Uncertainty in conclusions:
- Example: mammogram study reported a
reduction in mortality in a snapshot; best practice is to report a confidence interval around the estimate, not a single point value. - A single figure is less reliable than a range of plausible values.
- Example: mammogram study reported a
Data interpretation depends on context:
- Does the reported difference matter in practice (practical significance) as well as statistically significant?
Data and values: social and political influences
Data measurement reflects values and priorities:
- How poverty, unemployment, homelessness, bullying, and workplace safety are defined and measured changes over time.
- COVID-19 death counting practices changed during the pandemic, affecting death rate estimates.

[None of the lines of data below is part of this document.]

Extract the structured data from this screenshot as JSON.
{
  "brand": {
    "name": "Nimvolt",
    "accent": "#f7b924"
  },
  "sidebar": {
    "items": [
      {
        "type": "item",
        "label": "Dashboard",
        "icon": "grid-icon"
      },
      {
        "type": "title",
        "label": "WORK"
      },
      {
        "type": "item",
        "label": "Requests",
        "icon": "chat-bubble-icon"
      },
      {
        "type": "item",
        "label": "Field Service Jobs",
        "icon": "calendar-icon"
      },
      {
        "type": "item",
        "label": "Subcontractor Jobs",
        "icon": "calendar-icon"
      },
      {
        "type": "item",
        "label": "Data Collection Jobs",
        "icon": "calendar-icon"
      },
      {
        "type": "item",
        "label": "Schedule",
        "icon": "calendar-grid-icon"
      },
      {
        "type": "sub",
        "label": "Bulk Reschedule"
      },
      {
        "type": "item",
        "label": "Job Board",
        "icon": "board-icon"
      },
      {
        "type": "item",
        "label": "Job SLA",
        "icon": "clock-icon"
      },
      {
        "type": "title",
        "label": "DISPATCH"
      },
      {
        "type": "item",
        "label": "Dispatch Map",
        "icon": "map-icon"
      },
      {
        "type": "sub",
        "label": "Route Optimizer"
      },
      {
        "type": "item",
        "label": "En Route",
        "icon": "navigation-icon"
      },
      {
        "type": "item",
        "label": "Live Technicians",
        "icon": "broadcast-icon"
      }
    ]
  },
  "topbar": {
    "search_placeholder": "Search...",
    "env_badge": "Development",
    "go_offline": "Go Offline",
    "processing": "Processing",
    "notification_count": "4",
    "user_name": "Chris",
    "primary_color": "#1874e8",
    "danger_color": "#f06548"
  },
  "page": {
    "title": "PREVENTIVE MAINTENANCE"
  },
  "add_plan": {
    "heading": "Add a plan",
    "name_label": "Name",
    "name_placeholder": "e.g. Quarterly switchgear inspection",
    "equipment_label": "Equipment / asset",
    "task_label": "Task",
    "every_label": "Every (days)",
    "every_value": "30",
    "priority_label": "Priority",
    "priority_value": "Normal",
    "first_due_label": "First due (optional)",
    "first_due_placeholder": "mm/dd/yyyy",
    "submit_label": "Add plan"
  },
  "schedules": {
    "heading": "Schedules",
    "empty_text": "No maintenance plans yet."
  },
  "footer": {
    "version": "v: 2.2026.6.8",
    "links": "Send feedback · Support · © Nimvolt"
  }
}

The role of funding and governance:
- Longitudinal studies (e.g., Dunedin) can face funding pressures linked to political winds, which can influence research continuity.
Questions to reflect on in reading and evaluating data:
- Why do we hear so much bad news? How are perceptions formed?
- Do funders influence research topics or methods?
- Do media portray a lopsided view of reality?
- How do we spot fake or misleading statistics in reporting?
Reading and resources mentioned for critical scrutiny:
- Guardian article: nine-point guide to spotting a dodgy statistic.
- TED talk: three ways to spot a bad statistic.
Guidelines and worry questions for evaluating a study (overview)
A two-page document titled Guidelines and Worry Questions for Evaluation of a Study is provided for Week 1:
- Aim: build a structured approach to critically assess studies.
- Eight steps in the guidelines, used to evaluate a study.
Step 1: Determine the type of study. Types listed include: sample survey, experiment, observational study, anecdote, or combinations thereof.
Step 2: Identify the seven critical components (to be stepped through). This section indicates there are eight steps total and that step 2 covers seven components.
Note: The details of steps 3–8 are not listed in the transcript, but the framework emphasizes systematic evaluation of study design and evidence.
Short recap and upcoming focus
- Today and tomorrow: focus on reading the news critically and evaluating statistical claims in articles, which will feed into Assignment 1 (due end of Week 6).
- Readings and in-class discussions will cover identifying data sources, sampling, bias, and appropriate interpretation of results.
Reading and assignments reminder
- Article referenced for Week 1 page: critical reading of news items and statistical claims.
- Practice expectations: ability to distinguish data-driven conclusions from anecdotes, assess sampling, and interpret uncertainty.